Uniwildnis ab nach Walle

Ausgleich für die zerstörten Flächen im Technologiepark: das Ex-Parzellengebiet am Waller Fleet. Bürgerinitiative gegen Flächenfraß zieht Bilanz

Bremen taz ■ Ein Naherholungsgebiet mit Wald und Wiesen soll in den Kleingartengebieten im Waller Fleet und in den Wischen entstehen. Bezahlt werden soll dieses teilweise aus Geldern, die laut gesetzlicher Vorgabe für zerstörte Biotope an anderer Stelle ausgeben werden müssen. So soll etwa die für den Technologiepark abgeholzte Uniwildnis im Westen Bremens wieder „aufgebaut“ werden – jedenfalls zu Teilen und soweit sich Natur kopieren lässt. Diesen Vorschlag des Senators für Bau, Umwelt und Verkehr nahm am vergangenen Donnerstag auch die Baudeputation zur Kenntnis.

Während die große Koalition kein Problem mit diesem Deal hat, beschwert sich die Grüne Umweltpolitikerin Karin Mathes darüber, dass mit öffentlichen Geldern die Zerstörung der Uniwildnis kompensiert wird. Wenn überhaupt, dann sollten private Investoren an den Kompensationskosten beteiligt werden. Vor allem aber solle in der Uniwildnis alles so bleiben, wie es ist, oder besser: mal war, findet Mathes. Der Technologiepark brauche nicht ausgeweitet werden, Gewerbeflächen gebe es ausreichend und die Finanzierung sei ungesichert. Andererseits sei es zu begrüßen, dass das Waller Fleet aufgewertet werden soll. Zum Hintergrund: Wegen der „Bereinigung“ der Parzellen und des damit verbundenen Abrisses von Kaisenhäuschen liegen dort einige Flächen brach. Ein Entwicklungskonzept sieht deshalb eine „parkähnliche“ Anlage vor, in die die verbleibenden Kleingärten integriert werden. Auf zehn Jahre wird die Bauzeit veranschlagt.

Das Umweltressort argumentiert anders als Mathes damit, dass diese „Verschönerungsmaßnahmen“ im Westen der Stadt ohnehin finanziert werden müssen. Auf 17 Millionen Euro werden die dafür anfallenden Kosten zurzeit geschätzt, fest verplant sind bereits sechs Millionen Euro für die Bereinigung. Die Wiedergutmachung für die Uniwildnis schlage mit rund 3,4 Millionen Euro zu Buche, erklärt Holger Bruns, Sprecher des Umweltsenators, die Zahlenspiele. Anstatt also zweimal zu zahlen – für die Verschönerung des Waller Fleets und für den Abriss der Uniwildnis – muss die Stadt nur einmal in die Tasche langen.

„Nicht nur Ja und Hurra“

Unterdessen zog die Bürgerinitiative „Forum für Wohn- und Lebensqualität“ am Freitag eine vorläufige Bilanz ihrer Arbeit. Mit der Anhörung von vier Vertrauensleuten in den Deputationen für Bau, Umwelt und Wirtschaft hat der Bürgerantrag der Initiative in den entscheidenden politischen Gremien Gehör gefunden. Am kommenden Dienstag steht nun noch die Debatte des Antrags in der Bürgerschaft an.

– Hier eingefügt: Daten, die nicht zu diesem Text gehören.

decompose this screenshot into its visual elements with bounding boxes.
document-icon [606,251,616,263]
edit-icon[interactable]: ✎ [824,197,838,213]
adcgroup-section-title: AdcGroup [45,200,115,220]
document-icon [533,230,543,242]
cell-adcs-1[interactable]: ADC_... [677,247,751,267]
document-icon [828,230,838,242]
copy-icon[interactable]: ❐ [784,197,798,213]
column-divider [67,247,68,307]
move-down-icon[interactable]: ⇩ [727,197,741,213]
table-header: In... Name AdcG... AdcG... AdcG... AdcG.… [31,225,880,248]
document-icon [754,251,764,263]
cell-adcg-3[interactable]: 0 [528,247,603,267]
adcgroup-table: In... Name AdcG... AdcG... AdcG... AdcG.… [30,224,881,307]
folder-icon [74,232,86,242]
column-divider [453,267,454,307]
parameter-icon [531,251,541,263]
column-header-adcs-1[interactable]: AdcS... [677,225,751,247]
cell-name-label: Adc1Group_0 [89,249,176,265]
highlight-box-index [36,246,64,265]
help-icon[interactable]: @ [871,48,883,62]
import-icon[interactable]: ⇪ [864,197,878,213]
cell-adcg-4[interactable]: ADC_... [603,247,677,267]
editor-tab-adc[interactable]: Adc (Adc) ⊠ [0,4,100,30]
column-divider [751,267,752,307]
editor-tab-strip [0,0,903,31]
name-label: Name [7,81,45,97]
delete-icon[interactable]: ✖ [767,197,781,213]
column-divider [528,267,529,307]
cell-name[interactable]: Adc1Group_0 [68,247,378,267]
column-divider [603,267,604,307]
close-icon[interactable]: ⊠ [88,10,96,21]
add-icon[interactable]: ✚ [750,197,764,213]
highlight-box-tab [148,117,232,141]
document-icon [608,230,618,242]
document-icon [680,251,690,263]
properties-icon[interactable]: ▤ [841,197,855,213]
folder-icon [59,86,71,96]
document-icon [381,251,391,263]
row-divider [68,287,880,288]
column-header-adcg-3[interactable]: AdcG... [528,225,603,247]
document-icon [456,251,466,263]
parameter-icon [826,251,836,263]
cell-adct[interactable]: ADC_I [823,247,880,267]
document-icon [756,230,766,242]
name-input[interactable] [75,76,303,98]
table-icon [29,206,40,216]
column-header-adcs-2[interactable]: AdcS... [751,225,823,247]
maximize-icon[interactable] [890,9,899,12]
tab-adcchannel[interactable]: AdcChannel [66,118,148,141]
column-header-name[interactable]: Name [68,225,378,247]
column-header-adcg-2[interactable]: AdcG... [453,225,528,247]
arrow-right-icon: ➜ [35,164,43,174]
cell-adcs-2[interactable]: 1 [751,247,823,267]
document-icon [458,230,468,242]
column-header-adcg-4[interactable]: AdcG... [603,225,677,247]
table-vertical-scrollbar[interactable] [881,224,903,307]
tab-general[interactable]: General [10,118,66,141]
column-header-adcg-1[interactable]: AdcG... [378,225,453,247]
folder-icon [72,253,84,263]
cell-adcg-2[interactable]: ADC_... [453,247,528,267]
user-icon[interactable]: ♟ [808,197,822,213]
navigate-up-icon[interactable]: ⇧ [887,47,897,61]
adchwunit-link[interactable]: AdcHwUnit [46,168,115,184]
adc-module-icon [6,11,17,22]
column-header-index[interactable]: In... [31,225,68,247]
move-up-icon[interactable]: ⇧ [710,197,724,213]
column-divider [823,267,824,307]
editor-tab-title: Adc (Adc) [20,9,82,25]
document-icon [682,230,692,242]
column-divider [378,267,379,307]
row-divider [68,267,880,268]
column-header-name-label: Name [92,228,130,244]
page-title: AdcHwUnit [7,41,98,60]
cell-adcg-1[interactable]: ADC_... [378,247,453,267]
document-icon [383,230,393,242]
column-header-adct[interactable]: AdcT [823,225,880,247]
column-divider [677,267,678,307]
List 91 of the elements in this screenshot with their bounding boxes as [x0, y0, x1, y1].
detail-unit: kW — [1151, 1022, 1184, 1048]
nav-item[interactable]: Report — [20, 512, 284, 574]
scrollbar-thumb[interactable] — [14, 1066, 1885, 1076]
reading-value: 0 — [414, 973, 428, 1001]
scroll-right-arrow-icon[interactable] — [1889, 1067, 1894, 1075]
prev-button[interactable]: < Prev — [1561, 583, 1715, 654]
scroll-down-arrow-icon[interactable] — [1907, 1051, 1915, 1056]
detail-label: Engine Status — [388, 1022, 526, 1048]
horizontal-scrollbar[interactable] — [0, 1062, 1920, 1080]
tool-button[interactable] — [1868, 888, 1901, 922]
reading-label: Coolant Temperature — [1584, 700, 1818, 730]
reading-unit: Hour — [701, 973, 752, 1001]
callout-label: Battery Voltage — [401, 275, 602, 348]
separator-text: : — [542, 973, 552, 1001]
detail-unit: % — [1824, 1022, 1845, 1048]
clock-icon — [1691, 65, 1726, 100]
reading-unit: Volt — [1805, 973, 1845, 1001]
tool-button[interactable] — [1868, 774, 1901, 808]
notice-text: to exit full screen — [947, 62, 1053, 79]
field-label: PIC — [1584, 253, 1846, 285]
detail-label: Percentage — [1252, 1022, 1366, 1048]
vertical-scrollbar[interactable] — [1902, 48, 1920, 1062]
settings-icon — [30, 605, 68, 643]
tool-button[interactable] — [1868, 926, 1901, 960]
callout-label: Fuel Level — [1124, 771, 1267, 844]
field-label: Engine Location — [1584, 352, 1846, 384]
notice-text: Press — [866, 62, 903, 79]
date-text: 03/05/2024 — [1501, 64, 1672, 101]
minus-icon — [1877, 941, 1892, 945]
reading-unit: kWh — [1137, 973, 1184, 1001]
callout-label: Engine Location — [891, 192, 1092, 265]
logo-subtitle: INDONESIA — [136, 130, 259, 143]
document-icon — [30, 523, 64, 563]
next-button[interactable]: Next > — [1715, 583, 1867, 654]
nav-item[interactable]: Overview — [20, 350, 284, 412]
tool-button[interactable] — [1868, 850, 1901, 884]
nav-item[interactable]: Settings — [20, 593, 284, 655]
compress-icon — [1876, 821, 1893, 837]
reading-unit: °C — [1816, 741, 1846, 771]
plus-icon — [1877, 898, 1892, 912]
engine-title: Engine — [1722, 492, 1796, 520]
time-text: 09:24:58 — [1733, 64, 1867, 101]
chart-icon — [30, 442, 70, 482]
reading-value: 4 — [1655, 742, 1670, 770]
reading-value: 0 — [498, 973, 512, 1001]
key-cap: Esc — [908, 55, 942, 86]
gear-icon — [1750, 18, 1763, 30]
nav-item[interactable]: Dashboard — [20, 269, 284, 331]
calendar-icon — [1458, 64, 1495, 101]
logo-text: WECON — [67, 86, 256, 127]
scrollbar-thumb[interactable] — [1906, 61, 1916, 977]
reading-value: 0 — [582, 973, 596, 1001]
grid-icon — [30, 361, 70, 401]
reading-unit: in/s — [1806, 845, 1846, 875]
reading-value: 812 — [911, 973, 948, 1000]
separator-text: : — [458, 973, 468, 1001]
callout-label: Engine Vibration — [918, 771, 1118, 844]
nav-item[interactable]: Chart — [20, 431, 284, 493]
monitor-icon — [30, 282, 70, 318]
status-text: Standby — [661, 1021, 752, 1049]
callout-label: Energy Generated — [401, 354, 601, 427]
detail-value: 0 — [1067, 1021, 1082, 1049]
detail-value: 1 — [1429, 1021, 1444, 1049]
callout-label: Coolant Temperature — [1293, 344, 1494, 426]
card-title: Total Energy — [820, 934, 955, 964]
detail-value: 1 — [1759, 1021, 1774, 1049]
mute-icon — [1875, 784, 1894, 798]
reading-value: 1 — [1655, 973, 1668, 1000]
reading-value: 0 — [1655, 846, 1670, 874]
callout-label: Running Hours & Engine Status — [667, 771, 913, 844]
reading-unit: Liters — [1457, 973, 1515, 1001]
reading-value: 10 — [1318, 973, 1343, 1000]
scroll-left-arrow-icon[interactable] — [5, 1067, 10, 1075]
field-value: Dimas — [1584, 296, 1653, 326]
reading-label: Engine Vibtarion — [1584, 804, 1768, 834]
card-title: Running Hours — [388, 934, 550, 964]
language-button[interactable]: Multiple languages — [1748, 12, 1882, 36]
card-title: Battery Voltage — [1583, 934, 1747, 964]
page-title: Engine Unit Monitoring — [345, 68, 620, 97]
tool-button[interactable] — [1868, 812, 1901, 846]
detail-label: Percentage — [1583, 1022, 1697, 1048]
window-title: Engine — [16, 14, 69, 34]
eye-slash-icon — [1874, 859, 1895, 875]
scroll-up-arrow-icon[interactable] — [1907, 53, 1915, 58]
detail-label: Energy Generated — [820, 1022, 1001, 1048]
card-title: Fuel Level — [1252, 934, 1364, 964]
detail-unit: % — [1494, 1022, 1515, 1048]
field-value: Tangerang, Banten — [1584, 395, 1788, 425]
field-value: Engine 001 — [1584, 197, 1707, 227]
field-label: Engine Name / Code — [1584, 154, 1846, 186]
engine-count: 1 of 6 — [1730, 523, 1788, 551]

„In den harten Punkten haben wir nichts erreicht“, so das negative Resumee von Hiltrud Lübben-Hollmann, einer der WortführerInnen des Antrags. Die Besiedlung der Uniwildnis und der Osterholzer Feldmark, der Ausbau der Schwachhauser Heerstraße – um nur einige der Punkte des Antrags zu nennen – konnten nicht gestoppt werden. „Trotzdem hat es sich gelohnt, so die einhellige Meinung der Beteiligten. „Wir haben das Instrument des Bürgerantrags sehr genau kennen gelernt“, so Christine Bernbacher, „und wir wissen jetzt auch, dass die Rechte eines solchen Antrags in der Bremer Verfassung sehr, sehr groß geschrieben werden.“ Auch Jan Saffe beschreibt die vielen Monate, die die Aktiven unentgeltlich für ihre Sache geartbeitet haben, als Gewinn. „Es gibt eben in Bremen nicht nur Bürger, die Ja und Hurra schreien. Und da sogar die Bewerbung zur Kulturhauptstadt den hanseatischen Sinn für Debatten und öffentliches Bürgerengagement würdigt, wird dieser Antrag nicht der letzte gewesen sein.“ eib
/hey

Zur Debatte am Dienstag in der Bürgerschaft hat die Initiative rund 80 Karten reserviert. Treffen aller Interssierten um 16 Uhr vor der Bürgerschaft.